The stakeholders included senior staff from the Commission on Human Rights and Administrative Justice (CHRAJ), the Police, the National Commission for Civic Education, representatives of political parties, the district assembly, Persons with Disability, the Media, Civil Society Organizations (CSOs), traditional and religious leaders, who had each drawn up their action plans, after a forum, to tackle corruption.

The one day Policy Dialogue forum held at Paga in the Kassena-Nankana West District of the Upper East Region to disseminate the findings of a Survey Report on Knowledge, Perception and Experiences of Corruption in the Kassena-Nankana West District.

Some of the key action plans drawn up by the stakeholders of the respective districts included intensifying public education on corruption, displaying the expenditure of financial statements of assemblies, scaling up Town Hall meetings, using the Churches and Mosques, schools, traditional council and the media to educate people on the appropriate quarters to report corruption cases. They also gave time frame for their action plans which are expected to be monitored and tracked by SEND-Ghana and its partners.

The forum, organized by SEND-Ghana, was aimed at sharing the findings of the survey report with stakeholders, elicit their views and commitments on how to address issues raised in the report as well as develop an action plan based on the commitment for an effective follow up.

A Senior Programme Officer of SEND-Ghana, Mr Gregory Tiigah, said SEND-Ghana as an advocacy group , had over the past years used the Participatory Monitoring and Evaluation Framework tool to ensure that policy makers and the government implemented pro-poor policies and programmes to benefit the vulnerable in society.

He told the stakeholders that the Policy Dialogue on Knowledge, Perception and Experiences of the Corruption survey report formed part of the Accountable Democratic Institutions and Systems Strengthening (ADISS) project, being implemented by the Ghana Integrity Initiative Consortium comprising SEND-Ghana, Ghana Integrity Initiative (GII) and the Ghana Anti-Corruption Coalition (GACC) with funding from the United States Agency for International Development (USAID).

Mr Tiigah, explained that the project sought to renew and build upon on-going efforts and also increase the capacities of anti-corruption CSOs to motivate citizens to apply pressure on policy makers and institutions through a number of targeted and focused actions with the aim to reduce corruption in Ghana.

The districts involved include Kassena-Nankana Municipal, Kassena-Nankana West, Bolgatanga Municipal, Bawku West and the Bawku Municipal.

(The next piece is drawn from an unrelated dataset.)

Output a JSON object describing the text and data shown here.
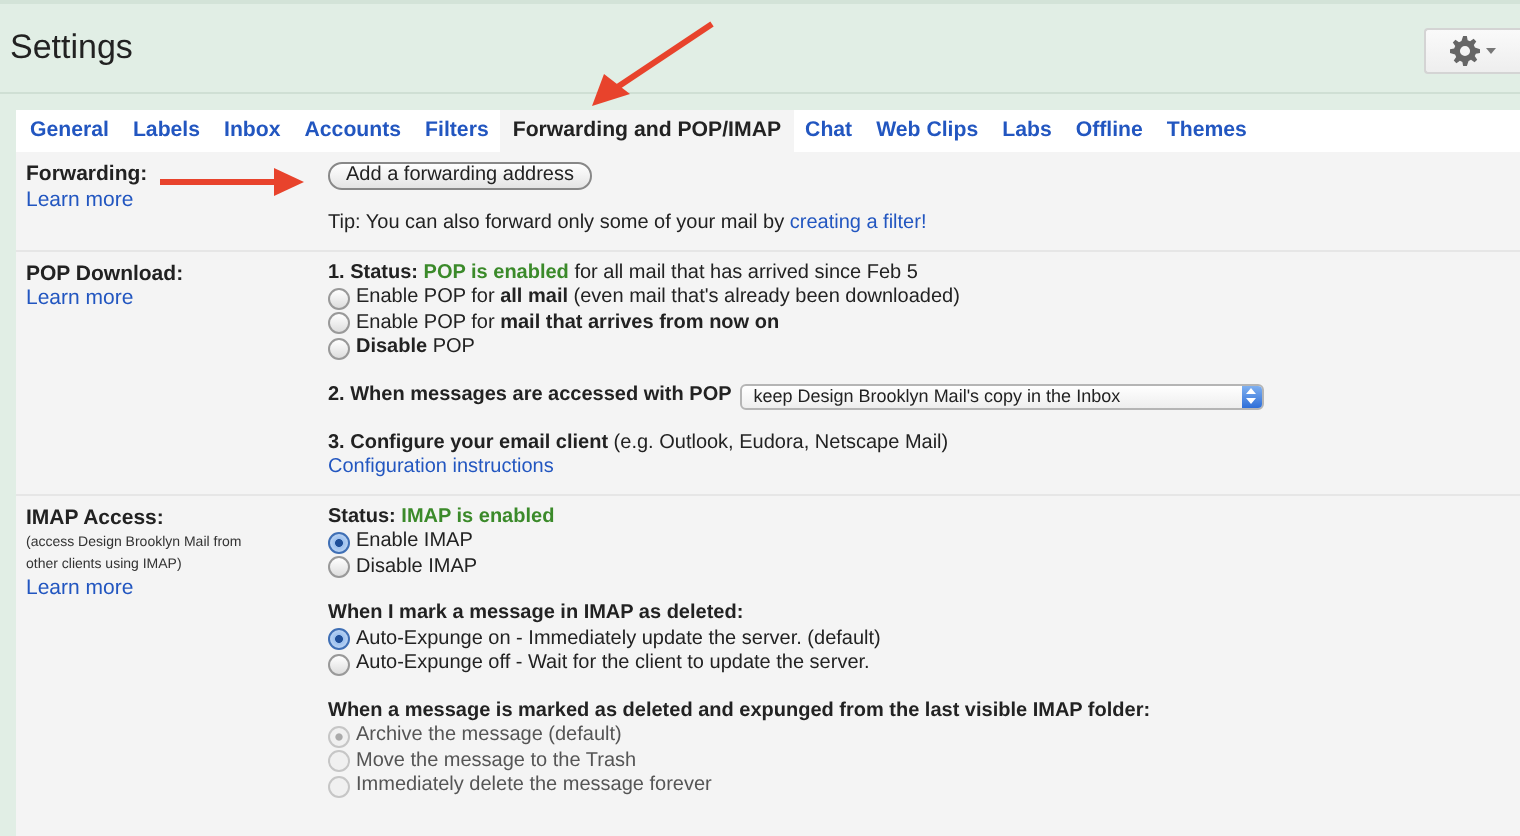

Whilst majority of the respondents saw bribery, embezzlement and fraud as corruption, they did not see the payment for facilitation to access public service, nepotism and abuse of discretion as corruption.

The Survey was facilitated by the Organization for Indigenous Initiatives and Sustainability- Ghana (ORGIIS), an NGO in the District.

Assistant Director of Administration of the District Assembly, Mr Aborigo Maxwell, who lauded the initiative of the project, noted that it would help accelerate the development of the districts.